Batik yang telah survive sejak zaman Majapahit merupakan karya adiluhung atau bisa dikatakan nilai seninya tinggi. Eksistensi batik berangkat dari filosofis tradisi yang sering dipakai sebagai pakaian kebesaran para bangsawan ataupun para ksatria sebagai simbol status sosial. Dalam proses perkembangan selanjutnya baik corak maupun teknik pembuatannya telah menyebar di seluruh penjuru Nusantara.


Berdasarkan etimologinya, batik berasal dari istilah Jawa amba (menulis) dan titik (juga berarti titik dalam bahasa Indonesia). Gabungan kedua suku kata terakhir itulah yang membentuk kata batik dan kemudian diartikan sebagai menghamba titik. Memang titik merupakan desain dominan pada batik. 


Beberapa kota di Jawa berdasarkan catatan historis pernah dijadikan sebagai pusat batik, misalnya di daerah lingkup benteng keraton atau yang disebut Voonstenlanden. Wilayah ini terdapat di Solo dan Yogyakarta. Dahulu selain di lingkup keraton, tidak ditemukan batik. Dengan kata lain, batik tersebut memang dibuat hanya untuk konsumsi keluarga bangsawan saja, terutama dalam upacara adat, seperti perkawinan.

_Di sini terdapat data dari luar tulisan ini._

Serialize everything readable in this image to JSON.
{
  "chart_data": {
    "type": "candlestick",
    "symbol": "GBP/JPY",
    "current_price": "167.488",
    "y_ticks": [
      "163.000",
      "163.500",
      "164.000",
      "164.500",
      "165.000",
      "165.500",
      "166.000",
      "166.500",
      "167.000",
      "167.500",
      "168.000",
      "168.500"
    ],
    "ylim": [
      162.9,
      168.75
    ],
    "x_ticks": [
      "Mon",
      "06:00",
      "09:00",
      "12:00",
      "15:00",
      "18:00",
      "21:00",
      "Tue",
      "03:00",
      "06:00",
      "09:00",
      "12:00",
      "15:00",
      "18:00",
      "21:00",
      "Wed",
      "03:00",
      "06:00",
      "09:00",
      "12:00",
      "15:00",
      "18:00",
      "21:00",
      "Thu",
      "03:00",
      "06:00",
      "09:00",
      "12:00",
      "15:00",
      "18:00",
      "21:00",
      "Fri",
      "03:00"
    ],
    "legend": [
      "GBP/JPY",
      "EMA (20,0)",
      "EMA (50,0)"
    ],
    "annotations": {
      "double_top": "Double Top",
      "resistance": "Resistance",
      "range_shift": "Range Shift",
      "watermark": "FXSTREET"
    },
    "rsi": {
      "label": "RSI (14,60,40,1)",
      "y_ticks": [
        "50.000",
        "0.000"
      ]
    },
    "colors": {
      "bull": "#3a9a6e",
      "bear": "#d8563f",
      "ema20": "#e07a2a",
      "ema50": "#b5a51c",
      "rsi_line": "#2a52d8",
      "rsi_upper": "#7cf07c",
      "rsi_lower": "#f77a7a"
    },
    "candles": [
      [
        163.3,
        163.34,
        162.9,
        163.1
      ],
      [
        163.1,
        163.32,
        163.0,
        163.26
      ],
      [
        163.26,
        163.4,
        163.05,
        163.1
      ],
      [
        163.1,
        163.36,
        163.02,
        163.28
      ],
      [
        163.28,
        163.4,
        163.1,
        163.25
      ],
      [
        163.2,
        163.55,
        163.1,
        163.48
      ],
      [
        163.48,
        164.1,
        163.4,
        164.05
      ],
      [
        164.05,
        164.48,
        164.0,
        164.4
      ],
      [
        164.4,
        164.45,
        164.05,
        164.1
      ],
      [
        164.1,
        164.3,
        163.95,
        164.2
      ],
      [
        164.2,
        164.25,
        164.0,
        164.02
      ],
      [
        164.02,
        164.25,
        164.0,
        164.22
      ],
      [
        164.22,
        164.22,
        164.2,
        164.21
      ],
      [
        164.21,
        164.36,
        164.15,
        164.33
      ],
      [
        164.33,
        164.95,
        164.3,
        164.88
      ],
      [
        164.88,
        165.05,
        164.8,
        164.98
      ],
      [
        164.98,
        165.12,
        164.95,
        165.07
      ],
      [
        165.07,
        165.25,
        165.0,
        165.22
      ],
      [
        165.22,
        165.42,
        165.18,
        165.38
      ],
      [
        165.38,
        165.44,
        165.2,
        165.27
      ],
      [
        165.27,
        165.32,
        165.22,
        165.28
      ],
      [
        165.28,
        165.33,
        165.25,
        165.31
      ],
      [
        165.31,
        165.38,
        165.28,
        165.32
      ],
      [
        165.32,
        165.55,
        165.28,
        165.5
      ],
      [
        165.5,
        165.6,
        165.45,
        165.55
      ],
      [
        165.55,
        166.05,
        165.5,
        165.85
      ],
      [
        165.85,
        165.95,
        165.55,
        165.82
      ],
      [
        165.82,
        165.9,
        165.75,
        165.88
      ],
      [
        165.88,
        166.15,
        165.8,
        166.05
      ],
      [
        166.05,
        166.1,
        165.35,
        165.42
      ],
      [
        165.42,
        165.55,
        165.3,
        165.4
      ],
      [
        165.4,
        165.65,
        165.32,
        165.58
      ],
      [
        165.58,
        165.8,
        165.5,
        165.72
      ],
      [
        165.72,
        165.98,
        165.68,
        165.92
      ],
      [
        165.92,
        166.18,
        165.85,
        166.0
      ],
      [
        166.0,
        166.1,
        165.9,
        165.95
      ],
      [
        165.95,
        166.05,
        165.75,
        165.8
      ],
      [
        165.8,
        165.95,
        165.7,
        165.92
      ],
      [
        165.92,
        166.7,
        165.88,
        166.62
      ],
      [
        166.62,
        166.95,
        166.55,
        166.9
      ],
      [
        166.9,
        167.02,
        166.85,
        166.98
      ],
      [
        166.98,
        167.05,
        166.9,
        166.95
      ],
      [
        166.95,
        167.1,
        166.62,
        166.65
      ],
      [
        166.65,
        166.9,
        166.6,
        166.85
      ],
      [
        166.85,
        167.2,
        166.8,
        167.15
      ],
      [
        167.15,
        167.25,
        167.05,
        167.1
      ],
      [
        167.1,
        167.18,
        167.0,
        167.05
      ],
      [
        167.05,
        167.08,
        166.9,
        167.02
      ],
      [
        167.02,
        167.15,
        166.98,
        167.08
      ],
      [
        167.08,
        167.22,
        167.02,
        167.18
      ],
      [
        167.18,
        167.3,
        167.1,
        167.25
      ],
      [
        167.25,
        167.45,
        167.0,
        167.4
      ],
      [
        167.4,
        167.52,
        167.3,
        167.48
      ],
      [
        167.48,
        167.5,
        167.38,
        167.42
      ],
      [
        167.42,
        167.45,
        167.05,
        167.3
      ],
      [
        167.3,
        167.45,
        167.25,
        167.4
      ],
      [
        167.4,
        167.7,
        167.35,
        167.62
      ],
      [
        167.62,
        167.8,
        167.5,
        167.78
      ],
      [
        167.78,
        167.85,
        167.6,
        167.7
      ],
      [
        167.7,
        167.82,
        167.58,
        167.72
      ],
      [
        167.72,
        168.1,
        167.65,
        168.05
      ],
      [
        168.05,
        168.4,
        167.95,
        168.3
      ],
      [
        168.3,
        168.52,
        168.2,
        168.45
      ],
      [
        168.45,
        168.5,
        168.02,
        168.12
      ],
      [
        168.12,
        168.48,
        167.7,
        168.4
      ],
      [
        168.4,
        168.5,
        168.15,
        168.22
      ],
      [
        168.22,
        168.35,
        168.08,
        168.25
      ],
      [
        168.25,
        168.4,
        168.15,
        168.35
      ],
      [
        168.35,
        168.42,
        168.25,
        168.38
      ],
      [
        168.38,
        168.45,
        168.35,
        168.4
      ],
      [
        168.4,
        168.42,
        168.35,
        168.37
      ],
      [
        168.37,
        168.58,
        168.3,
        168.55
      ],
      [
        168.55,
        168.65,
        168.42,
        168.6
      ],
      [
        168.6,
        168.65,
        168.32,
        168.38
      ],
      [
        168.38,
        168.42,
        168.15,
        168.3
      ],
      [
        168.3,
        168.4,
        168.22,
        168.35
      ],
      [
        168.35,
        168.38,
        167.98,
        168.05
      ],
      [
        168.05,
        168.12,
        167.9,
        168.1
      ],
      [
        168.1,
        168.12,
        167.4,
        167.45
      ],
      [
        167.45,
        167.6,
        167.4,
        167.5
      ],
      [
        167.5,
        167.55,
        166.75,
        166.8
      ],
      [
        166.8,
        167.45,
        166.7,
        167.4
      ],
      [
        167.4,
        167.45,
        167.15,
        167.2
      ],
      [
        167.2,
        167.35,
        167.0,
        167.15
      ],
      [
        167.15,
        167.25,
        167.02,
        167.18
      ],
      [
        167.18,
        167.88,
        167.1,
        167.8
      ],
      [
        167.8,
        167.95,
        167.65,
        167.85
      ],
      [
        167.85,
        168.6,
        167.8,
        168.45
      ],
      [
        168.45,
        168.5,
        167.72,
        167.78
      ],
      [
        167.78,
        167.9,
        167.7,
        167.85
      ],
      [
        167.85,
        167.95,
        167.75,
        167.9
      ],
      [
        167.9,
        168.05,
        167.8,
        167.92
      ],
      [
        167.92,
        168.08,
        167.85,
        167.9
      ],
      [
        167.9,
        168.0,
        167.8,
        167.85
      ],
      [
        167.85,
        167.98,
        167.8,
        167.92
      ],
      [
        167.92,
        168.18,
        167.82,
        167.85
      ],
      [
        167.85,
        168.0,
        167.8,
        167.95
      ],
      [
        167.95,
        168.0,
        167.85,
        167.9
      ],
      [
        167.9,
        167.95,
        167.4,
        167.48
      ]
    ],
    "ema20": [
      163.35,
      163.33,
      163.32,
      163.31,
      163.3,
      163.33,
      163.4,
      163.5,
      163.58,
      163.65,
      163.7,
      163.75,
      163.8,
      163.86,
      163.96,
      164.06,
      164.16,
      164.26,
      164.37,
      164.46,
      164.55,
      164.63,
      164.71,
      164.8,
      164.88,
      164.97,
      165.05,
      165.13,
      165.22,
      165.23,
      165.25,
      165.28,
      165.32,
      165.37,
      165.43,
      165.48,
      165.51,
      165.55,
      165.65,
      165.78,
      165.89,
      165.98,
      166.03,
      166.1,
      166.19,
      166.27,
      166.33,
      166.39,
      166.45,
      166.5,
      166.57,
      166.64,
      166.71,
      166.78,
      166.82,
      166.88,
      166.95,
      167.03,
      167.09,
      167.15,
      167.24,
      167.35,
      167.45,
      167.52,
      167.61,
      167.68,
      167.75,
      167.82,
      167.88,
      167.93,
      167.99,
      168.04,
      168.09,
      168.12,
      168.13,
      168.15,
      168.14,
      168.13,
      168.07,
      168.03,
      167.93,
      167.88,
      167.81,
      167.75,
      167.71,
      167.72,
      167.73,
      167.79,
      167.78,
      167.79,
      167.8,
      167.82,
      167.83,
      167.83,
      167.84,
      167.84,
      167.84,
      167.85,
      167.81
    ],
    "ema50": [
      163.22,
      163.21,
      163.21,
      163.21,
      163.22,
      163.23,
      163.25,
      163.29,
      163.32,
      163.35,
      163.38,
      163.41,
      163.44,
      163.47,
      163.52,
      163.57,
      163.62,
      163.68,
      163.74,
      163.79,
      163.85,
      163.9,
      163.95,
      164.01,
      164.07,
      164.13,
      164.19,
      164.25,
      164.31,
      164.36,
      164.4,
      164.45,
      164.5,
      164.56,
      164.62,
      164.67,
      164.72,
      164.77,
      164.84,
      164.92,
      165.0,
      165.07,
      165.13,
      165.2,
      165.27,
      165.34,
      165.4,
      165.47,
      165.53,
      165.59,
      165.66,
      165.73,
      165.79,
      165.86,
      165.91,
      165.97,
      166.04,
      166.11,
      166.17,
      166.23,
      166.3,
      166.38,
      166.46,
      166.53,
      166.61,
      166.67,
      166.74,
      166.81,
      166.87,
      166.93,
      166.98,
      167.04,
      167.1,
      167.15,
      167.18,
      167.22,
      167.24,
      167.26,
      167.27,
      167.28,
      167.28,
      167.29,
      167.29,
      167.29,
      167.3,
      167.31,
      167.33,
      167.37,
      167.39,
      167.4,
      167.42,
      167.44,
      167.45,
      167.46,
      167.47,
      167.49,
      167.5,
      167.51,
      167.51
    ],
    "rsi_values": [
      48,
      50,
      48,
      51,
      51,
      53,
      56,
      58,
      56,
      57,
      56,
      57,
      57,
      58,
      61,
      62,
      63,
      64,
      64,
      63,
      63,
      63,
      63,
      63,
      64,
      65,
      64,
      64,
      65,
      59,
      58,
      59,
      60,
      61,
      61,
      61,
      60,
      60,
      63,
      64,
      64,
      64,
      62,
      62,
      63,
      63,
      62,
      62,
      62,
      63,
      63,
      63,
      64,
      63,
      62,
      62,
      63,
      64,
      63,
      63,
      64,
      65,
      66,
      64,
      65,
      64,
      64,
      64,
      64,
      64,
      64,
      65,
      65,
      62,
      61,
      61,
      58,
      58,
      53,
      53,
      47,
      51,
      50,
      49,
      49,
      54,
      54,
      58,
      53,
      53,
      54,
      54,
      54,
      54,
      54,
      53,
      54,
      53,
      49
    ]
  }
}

Batik dalam acara  tersebut memiliki corak dan jenis yang disesuaikan dengan pangkat, gelar, dan lainnya. Bahkan, pada masa kolonial Belanda pengaturan pemakaian batik itu diatur dengan besluiten (surat keputusan). Kain batik menjadi salah satu satu bagian dari pakaian resmi dan perlengkapan upacara kebesaran para bangsawan.


Selain itu juga dikisahkan sejarah pembatikan di Indonesia terkait dengan perkembangan kerajaan Majapahit, penyebaran agama Islam, serta perang Diponegoro. Sejak abad XII, pada masa kerajaan Majapahit, masyarakat Jawa telah mengenal batik. Seni batik berasal dari India, masuk ke tanah air bersamaan dengan  masuknya kebudayaan Hindu yang berhasil menurunkan silsilah Kerajaan Hindu di Nusantara.


Di sisi lain, penyebaran agama Islam juga turut mengontribusi perluasan penyebaran batik. Peristiwa itu dapat dilihat dari banyaknya pusat pembatikan di Jawa yang merupakan daerah santri. Malahan, batik menjadi alat perjuangan ekonomi oleh tokoh-tokoh pedagang muslim untuk melawan hegemoni perekonomian Belanda.


Pada saat perang Diponegoro, banyak pengikut Diponegoro menyebar dalam pelarian karena kalah perang melawan Belanda. Sebutlah misalnya Kyai Mojo  yang mundur ke arah timur, yaitu di Desa Majan, Tulungagung yang sekarang menjadi sentra batik. Pembuatan batik di desa berstatus perdikan ini merupakan naluri peninggalan batik zaman Diponegoro (Majalah Gong, No.106/X/2009).

 

Akulturasi Budaya


Di samping itu, selain memiliki pesona estetika yang dapat dilihat dari perspektif visualnya, batik dapat juga dikatakan sebagai sarana akulturasi budaya. Dikatakan demikian karena batik dalam elaborasinya sampai sekarang ini telah mengalami banyak perubahan seiring dinamika perjalanan waktu.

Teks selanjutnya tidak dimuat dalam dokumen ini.